Боришка печально склонила голову. Море сердито билось о берег, над бескрайним лесом мачт пестрыми бабочками порхали, вились на ветру флаги, флаги всех стран мира. Осеннее солнце стелило желтые полотнища на серебряное поле моря. Все шло своим чередом, величавая, бесстрастная природа и не заметила этой мучительной сцены.
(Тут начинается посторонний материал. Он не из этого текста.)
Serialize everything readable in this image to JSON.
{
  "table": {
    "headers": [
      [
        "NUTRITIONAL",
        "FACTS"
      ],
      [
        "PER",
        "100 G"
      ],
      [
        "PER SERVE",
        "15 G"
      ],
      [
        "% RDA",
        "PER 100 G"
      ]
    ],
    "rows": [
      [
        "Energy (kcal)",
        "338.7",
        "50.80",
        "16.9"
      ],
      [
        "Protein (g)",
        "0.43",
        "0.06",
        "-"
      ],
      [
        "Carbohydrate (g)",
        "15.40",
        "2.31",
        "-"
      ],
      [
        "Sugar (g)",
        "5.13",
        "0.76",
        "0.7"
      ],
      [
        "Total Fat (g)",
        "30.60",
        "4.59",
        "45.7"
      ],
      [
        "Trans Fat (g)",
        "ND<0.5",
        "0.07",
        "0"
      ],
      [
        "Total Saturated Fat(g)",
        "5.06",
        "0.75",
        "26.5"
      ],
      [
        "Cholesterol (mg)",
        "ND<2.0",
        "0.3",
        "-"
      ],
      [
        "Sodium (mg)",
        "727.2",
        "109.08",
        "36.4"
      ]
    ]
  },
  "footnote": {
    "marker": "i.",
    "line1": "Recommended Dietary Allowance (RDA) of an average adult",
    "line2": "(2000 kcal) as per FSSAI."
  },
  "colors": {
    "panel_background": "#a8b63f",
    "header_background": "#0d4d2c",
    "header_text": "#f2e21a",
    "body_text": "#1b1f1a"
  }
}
— Послушай, Боришка, и постарайся понять меня хорошенько. Я мужчина, и мне легче решиться. Сказано — сделано, и точка. Но и для меня это очень серьезный и трудный шаг, и потому там, дома, я не смел сказать тебе обо всем, чтобы ты не отговорила меня как-нибудь. Кто измерил власть, какую имеет над нами любимая женщина?! Я боялся сказать тебе, пока ноги мои стояли на родной земле. Ты и она. Она, земля! Вас там было двое. И вы обе заодно. Кто знает, не удалось ли бы вам вместе взять верх надо мной. И я молчал. Но здесь, у моря, я уже не боюсь никого. Море — мой союзник. Берег, что чудится мне за ним, — мой друг. Меня всегда тянуло туда. Мое сердце всегда сильнее билось при упоминании Америки, страны, где равенство и свобода. Если ты станешь удерживать меня — зов того берега поможет мне. Теперь-то я уже осмеливаюсь и говорить и прощаться. Для того я и привел тебя сюда, моя Бири, стольким-то ты была мне обязана, а что до дальнейшего — решай сама. Ты слабая женщина, быть может, тебе даже не выжить в чужом мире, дома у тебя титул, имение, а там ты будешь просто миссис Молнар.
— А маленький «странник», что спешит к нам, Пали? — заметила молодая женщина с бесконечной грустью. — Как же он?
Пал Молнар Левелекский содрогнулся, из груди его вырвался хрип раненого животного, и он грубо, бесцеремонно схватил жену за руку.
— Все, едешь со мной! — прохрипел он упрямо. — Ты должна.
Глаза графини Бири зажглись.
— Вот таким я тебя люблю, Пал! Да, да! — И добавила тихо, торжественно: — Я еду с тобой, Пал.
— И ты никогда не вернешься домой? Скажи! — страстно торопил он жену с ответом, все еще судорожно сжимая ее руку.
— Это как ты захочешь. — И на виду у всех, в толпе прохожих, сновавших вокруг матросов и юнг, она склонила голову на его плечо.
Пал Молнар улыбнулся. Впервые за много дней. И ущипнул ее за украшенный ямочкой подбородок, и, как дома, сказал: «Ну же, брысь, кисанька!»
Эмиграция Молнаров подняла целую бурю различных толков. Демократ, которому опротивело чванство родственников-аристократов, покинул их всех, хлопнув дверью, и не переводя дыхания добрался до самой Америки. Кремень, этот Пал Молнар. Вот где характер. Жаль, что утратили такого человека.
Благородные комитатские власти, к которым он обратился в изысканных строках прямо из Нью-Йорка, отказываясь от чести быть их представителем в парламенте, поскольку господствующие в родной стране аристократические тенденции противоречат его личным склонностям, приняли это к сведению и решили заказать его портрет, писанный маслом, для зала заседаний. Пусть-де вице-нотариус пошлет письмо Барабашу *. Во всяком случае, это была сенсация, — и даже «Венгерский курьер» помянул Молнара на своих страницах, недоумевая, как это дворянин, не убийца и не вор, уезжает вдруг на чужбину, дабы смешаться там с американской чернью, в то время как дома мог бы стать даже губернатором.
Молнары некоторое время оставались в Нью-Йорке; туда и выслал им адвокат Мали доставшиеся на их долю наличные деньги, семьдесят тысяч форинтов — кроме того, им принадлежало теперь и алфёльдское имение старого графа.